Luke entrou em casa, mas antes de fechar a porta, olhou para trás. Julian ainda estava lá, esperando para garantir que ele entrasse em segurança. Ele acenou, e Julian retribuiu antes de dar a partida.
Naquela noite, Luke não sonhou com fórmulas ou com o isolamento da biblioteca. Ele sonhou com estradas abertas, com o cheiro de cloro misturado ao de terra molhada e com um céu tão cheio de estrelas que era impossível contar.
No dia seguinte, a escola estava exatamente como Luke previra. O clima era pesado, e o grupo de atletas parecia mais unido do que nunca em sua exclusão a Julian. Luke caminhava pelo corredor principal, sentindo os olhos em suas costas, o estômago dando nós de nervosismo.
Então, ele o viu.
Julian estava vindo na direção oposta, caminhando com a mesma confiança de sempre, mas sem a arrogância que costumava acompanhá-lo. Seus amigos tentaram detê-lo, o Miller tentou fazer uma piada sobre a "nova namorada", mas Julian nem sequer olhou para o lado.
Seus olhos estavam fixos em Luke.
Quando se encontraram no meio do corredor, o tempo pareceu desacelerar. Luke parou, as mãos apertando as alças da mochila. Julian parou à sua frente, um sorriso suave nos lábios.
— Oi — disse Julian.
— Oi — respondeu Luke, a voz firme apesar do tremor nas mãos.
E, fiel à sua promessa, Julian não hesitou. Ele deu um passo à frente, envolveu o rosto de Luke com as mãos e o beijou. Não foi um beijo de desafio, nem um beijo de provocação. Foi um beijo de afirmação. Foi a declaração pública de que o capitão e o nerd não existiam mais; havia apenas Julian e Luke.
O corredor mergulhou em um silêncio absoluto por três segundos, seguido por uma explosão de murmúrios e exclamações. Mas para Luke, o barulho era irrelevante. Ele sentia o calor de Julian, a firmeza de seu toque e a certeza de que a invisibilidade nunca mais seria necessária.
Quando se afastaram, Julian piscou para ele.
— Vejo você na biblioteca às duas? — perguntou ele, como se nada tivesse acontecido.
Luke ajeitou os óculos, um sorriso radiante brincando em seus lábios.
— Às duas. E não se atrase. Temos que estudar sobre a Termodinâmica.
— O estudo do calor e da energia? — Julian riu, começando a se afastar em direção à sua sala. — Acho que já entendi a parte prática disso muito bem.

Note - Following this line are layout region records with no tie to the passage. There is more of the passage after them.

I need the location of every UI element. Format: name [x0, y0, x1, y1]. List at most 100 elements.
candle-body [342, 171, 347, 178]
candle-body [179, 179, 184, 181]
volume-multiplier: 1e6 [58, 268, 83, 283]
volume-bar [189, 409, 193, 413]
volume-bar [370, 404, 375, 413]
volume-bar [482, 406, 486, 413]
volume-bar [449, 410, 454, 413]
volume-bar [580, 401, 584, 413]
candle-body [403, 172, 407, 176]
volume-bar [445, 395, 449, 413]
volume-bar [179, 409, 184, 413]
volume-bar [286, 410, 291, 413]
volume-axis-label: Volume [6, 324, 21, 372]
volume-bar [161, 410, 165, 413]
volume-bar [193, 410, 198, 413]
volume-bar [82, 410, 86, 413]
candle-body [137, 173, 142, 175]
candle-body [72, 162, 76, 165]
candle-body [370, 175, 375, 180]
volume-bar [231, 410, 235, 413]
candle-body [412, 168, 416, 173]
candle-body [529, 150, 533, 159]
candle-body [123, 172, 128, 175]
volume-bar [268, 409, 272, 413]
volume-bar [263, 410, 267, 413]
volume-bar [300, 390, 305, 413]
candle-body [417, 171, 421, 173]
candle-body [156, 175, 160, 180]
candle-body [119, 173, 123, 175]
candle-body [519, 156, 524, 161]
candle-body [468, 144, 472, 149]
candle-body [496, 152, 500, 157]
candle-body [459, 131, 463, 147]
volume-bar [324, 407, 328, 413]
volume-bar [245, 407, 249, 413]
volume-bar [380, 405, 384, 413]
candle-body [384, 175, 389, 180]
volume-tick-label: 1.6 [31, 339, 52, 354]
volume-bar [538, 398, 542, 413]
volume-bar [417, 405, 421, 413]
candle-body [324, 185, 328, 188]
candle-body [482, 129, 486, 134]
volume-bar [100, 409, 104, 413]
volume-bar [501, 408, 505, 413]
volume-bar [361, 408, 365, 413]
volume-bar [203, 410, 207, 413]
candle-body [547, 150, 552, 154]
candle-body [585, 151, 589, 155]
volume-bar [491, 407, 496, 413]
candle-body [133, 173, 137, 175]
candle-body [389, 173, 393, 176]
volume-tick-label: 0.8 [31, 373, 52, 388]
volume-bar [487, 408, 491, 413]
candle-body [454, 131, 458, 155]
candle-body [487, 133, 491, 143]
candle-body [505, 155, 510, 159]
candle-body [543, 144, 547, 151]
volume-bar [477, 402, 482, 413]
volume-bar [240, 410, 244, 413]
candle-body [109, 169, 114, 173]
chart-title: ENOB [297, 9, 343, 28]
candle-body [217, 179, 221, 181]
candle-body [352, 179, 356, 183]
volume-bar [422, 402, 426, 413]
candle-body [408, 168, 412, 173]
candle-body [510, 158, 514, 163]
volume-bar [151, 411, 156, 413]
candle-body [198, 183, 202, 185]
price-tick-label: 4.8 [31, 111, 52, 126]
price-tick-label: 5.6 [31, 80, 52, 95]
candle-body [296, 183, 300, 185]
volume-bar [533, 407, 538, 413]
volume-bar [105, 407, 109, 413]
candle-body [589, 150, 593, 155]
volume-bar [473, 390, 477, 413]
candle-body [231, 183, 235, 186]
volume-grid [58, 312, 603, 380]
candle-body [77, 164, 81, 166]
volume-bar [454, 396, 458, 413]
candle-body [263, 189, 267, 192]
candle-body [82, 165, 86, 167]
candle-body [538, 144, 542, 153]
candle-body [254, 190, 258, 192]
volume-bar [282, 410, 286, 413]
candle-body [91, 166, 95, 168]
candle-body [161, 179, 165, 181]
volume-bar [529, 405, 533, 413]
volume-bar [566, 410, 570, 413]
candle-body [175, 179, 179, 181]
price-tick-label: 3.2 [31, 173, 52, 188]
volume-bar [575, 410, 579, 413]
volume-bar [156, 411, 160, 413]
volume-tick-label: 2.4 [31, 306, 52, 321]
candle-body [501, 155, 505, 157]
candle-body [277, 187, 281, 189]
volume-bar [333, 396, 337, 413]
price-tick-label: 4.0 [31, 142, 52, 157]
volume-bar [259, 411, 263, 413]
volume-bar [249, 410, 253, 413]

Luke observou Julian se afastar, sentindo uma onda de orgulho e amor. Ele se virou e continuou seu caminho para a aula de Química. Ele ainda recebia olhares, sim. Ele ainda era o alvo de alguns sussurros maldosos. Mas agora, ele caminhava com a cabeça erguida.
Ele não era mais uma sombra. Ele era uma supernova. E ele nunca tinha se sentido tão vivo.
Ao entrar na sala de aula, o professor Martins olhou para ele por cima dos óculos, um pequeno sorriso de aprovação cruzando seu rosto severo.
— Bom dia, Luke — disse o professor. — Pronto para a aula?
— Mais do que pronto, professor — respondeu Luke, sentando-se em sua mesa. — Hoje, eu acho que entendi finalmente como a energia se conserva. Ela não desaparece; ela apenas encontra o lugar certo para brilhar.
E enquanto abria seu caderno, Luke soube que, não importa o que acontecesse a seguir, a reação química que começara naquela biblioteca era irreversível. Eles eram a prova de que, no grande laboratório da vida, as combinações mais inesperadas são as que criam as substâncias mais fortes. O peso da gravidade ainda existia, mas com Julian ao seu lado, Luke aprendera que ele também tinha o poder de voar.